CoMD
A Mini-app for Co-Design of Classical Molecular Dynamics.
 All Data Structures Files Functions Variables Typedefs Enumerations Enumerator Macros Pages
Measuring Performance

CoMD implements a simple and extensible system of internal timers to measure the performance profile of the code.

As explained in performanceTimers.c, it is easy to create additional timers and associate them with code regions of specific interest. In addition, the getTime() and getTick() functions can be easily reimplemented to take advantage of platform specific timing resources.

A timing report is printed at the end of each simulation.

Timings for Rank 0
Timer # Calls Avg/Call (s) Total (s) % Loop
___________________________________________________________________
total 1 50.6701 50.6701 100.04
loop 1 50.6505 50.6505 100.00
timestep 1 50.6505 50.6505 100.00
position 10000 0.0000 0.0441 0.09
velocity 20000 0.0000 0.0388 0.08
redistribute 10001 0.0003 3.4842 6.88
atomHalo 10001 0.0002 2.4577 4.85
force 10001 0.0047 47.0856 92.96
eamHalo 10001 0.0001 1.0592 2.09
commHalo 60006 0.0000 1.7550 3.46
commReduce 12 0.0000 0.0003 0.00
Timing Statistics Across 8 Ranks:
Timer Rank: Min(s) Rank: Max(s) Avg(s) Stdev(s)
_____________________________________________________________________________
total 3: 50.6697 0: 50.6701 50.6699 0.0001
loop 0: 50.6505 4: 50.6505 50.6505 0.0000
timestep 0: 50.6505 4: 50.6505 50.6505 0.0000
position 2: 0.0437 0: 0.0441 0.0439 0.0001
velocity 2: 0.0380 4: 0.0392 0.0385 0.0004
redistribute 0: 3.4842 1: 3.7085 3.6015 0.0622
atomHalo 0: 2.4577 7: 2.6441 2.5780 0.0549
force 1: 46.8624 0: 47.0856 46.9689 0.0619
eamHalo 3: 0.2269 6: 1.2936 1.0951 0.3344
commHalo 3: 1.0803 6: 2.1856 1.9363 0.3462
commReduce 6: 0.0002 2: 0.0003 0.0003 0.0000
---------------------------------------------------
Average atom update rate: 9.39 us/atom/task
---------------------------------------------------

This report consists of two blocks. The upper block lists the absolute wall clock time spent in each timer on rank 0 of the job. The lower block reports minimum, maximum, average, and standard deviation of times across all tasks. The ranks where the minimum and maximum values occured are also reported to aid in identifying hotspots or load imbalances.

The last line of the report gives the atom update rate in microseconds/atom/task. Since this quantity is normalized by both the number of atoms and the number of tasks it provides a simple figure of merit to compare performance between runs with different numbers of atoms and different numbers of tasks. Any increase in this number relative to a large number of atoms on a single task represents a loss of parallel efficiency.
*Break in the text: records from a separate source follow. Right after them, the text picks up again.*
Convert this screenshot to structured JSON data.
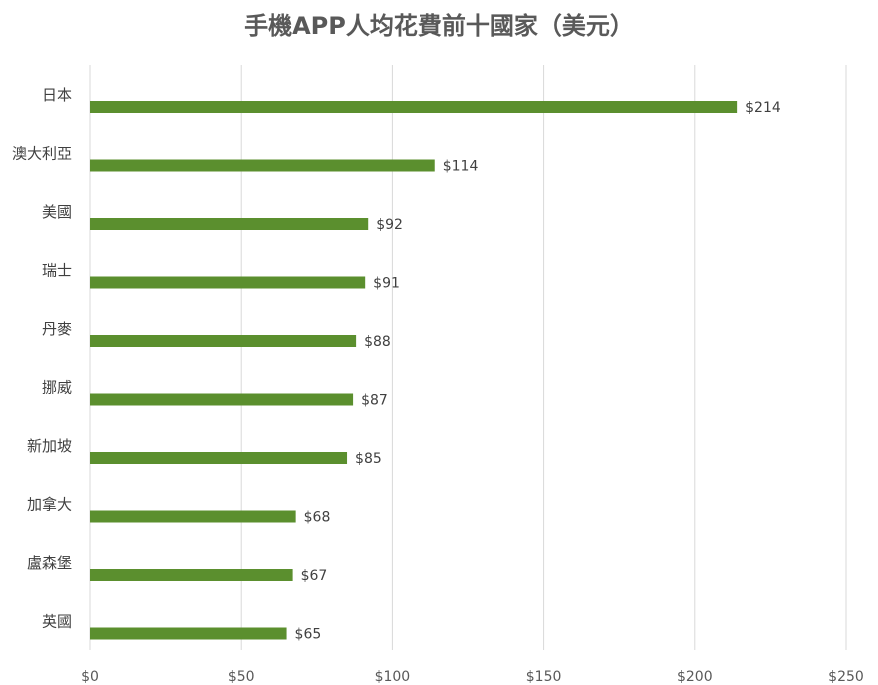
{
  "chart_data": {
    "type": "bar",
    "orientation": "horizontal",
    "title": "手機APP人均花費前十國家（美元）",
    "categories": [
      "日本",
      "澳大利亞",
      "美國",
      "瑞士",
      "丹麥",
      "挪威",
      "新加坡",
      "加拿大",
      "盧森堡",
      "英國"
    ],
    "values": [
      214,
      114,
      92,
      91,
      88,
      87,
      85,
      68,
      67,
      65
    ],
    "data_labels": [
      "$214",
      "$114",
      "$92",
      "$91",
      "$88",
      "$87",
      "$85",
      "$68",
      "$67",
      "$65"
    ],
    "x_ticks": [
      "$0",
      "$50",
      "$100",
      "$150",
      "$200",
      "$250"
    ],
    "xlim": [
      0,
      250
    ],
    "xlabel": "",
    "ylabel": "",
    "grid": true,
    "bar_color": "#5b8f2e"
  }
}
Choosing the problem size correctly has important implications for the reported performance. Small problem sizes may run entirely in the cache of some architectures, leading to very good performance results. For general characterization of performance, it is probably best to choose problem sizes which force the code to access main memory, even though there may be strong scaling scenarios where the code is indeed running mainly in cache.